A newly-released clip of Donald Trump boasting to author and ABC News correspondent Jonathan Karl will likely be “highly valuable evidence for the prosecution,” according to CNN legal experts and will likely wind up in “the trial.” Presumably that refers to Jack Smith’s federal January 6th case but I could see repercussions in Georgia's election interference case, too.
In typical Trump-narcissistic fashion, his primary thought was to boast about the crowd size and to whine that the media didn’t properly note it.
TRUMP: But if you look at the real size of that crowd, it was never reported correctly. There were – it’s the biggest crowd I've ever spoken in front of by far, really by far.
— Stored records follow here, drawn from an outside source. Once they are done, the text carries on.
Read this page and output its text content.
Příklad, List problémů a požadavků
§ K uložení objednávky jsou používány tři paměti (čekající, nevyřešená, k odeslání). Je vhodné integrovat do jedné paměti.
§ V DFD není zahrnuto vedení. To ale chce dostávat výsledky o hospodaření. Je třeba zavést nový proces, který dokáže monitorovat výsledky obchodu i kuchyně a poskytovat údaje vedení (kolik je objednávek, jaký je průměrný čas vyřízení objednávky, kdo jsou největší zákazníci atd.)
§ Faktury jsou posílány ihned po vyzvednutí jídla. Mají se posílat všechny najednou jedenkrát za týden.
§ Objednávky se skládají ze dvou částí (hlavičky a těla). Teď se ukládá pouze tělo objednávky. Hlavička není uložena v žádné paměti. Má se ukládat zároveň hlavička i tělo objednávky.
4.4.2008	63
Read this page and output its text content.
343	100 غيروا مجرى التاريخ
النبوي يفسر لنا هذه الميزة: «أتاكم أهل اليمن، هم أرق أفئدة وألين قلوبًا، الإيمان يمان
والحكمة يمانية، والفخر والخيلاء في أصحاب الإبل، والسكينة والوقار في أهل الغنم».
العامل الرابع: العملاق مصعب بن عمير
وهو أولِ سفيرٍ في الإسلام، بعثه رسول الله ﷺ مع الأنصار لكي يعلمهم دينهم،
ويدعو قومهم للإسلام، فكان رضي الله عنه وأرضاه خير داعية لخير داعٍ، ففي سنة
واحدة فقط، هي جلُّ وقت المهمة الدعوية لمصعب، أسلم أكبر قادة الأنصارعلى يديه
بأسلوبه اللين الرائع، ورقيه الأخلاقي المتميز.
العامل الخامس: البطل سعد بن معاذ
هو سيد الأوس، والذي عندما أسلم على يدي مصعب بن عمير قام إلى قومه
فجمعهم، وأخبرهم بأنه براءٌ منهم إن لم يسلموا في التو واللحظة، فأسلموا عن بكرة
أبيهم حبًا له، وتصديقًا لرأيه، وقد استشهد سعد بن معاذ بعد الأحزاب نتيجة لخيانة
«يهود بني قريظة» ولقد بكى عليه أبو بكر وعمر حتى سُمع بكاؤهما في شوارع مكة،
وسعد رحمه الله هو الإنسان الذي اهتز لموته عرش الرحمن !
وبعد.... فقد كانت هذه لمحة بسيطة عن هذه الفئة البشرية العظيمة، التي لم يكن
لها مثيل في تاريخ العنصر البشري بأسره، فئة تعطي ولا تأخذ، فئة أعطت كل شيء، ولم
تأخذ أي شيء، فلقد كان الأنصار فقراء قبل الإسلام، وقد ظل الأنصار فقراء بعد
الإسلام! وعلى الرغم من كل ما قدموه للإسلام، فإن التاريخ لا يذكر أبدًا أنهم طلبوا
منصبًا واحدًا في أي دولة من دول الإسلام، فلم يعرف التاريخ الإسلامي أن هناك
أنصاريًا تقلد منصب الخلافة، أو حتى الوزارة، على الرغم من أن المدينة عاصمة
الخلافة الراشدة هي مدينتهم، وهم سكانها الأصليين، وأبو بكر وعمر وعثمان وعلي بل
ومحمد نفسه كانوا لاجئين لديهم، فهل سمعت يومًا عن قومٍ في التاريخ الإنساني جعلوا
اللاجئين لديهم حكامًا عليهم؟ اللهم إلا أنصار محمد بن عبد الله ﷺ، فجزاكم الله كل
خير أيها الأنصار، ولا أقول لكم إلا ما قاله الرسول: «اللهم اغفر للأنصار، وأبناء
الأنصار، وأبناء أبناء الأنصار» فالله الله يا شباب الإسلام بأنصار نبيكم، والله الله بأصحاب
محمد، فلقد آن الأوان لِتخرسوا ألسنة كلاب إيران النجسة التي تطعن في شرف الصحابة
That went down to the Washington, that went back to the Washington Monument.
But then, in a stupid effort to blame the Secret Service for the violence and mayhem, Trump wound up incriminating his own self.
KARL: You told them you were going to go up to the Capitol. Were you just –
TRUMP: No, I was going to, and then Secret Service said, you can't and then by the time - I would have and then when I got back, I saw - I wanted to go back. I was thinking about going back during the problem to stop the problem, doing it myself. Secret Service didn't like that idea too much. I could have done that and you know what? I would have been very well received. Don't forget the people that went to Washington that day, in my opinion, they went because they thought the election was rigged. That's why they went.
We all know that the Orange-haired coward would never have walked into the middle of a murderous, rampaging crowd, even if they were “his people.” But Trump's statement is a blatant admission that he knew, or at least believed, he had the power to stop the insurrection. Unfortunately for the malignant narcissist, the documented evidence shows that his allies pleaded with him to do something to stop it and he chose not to.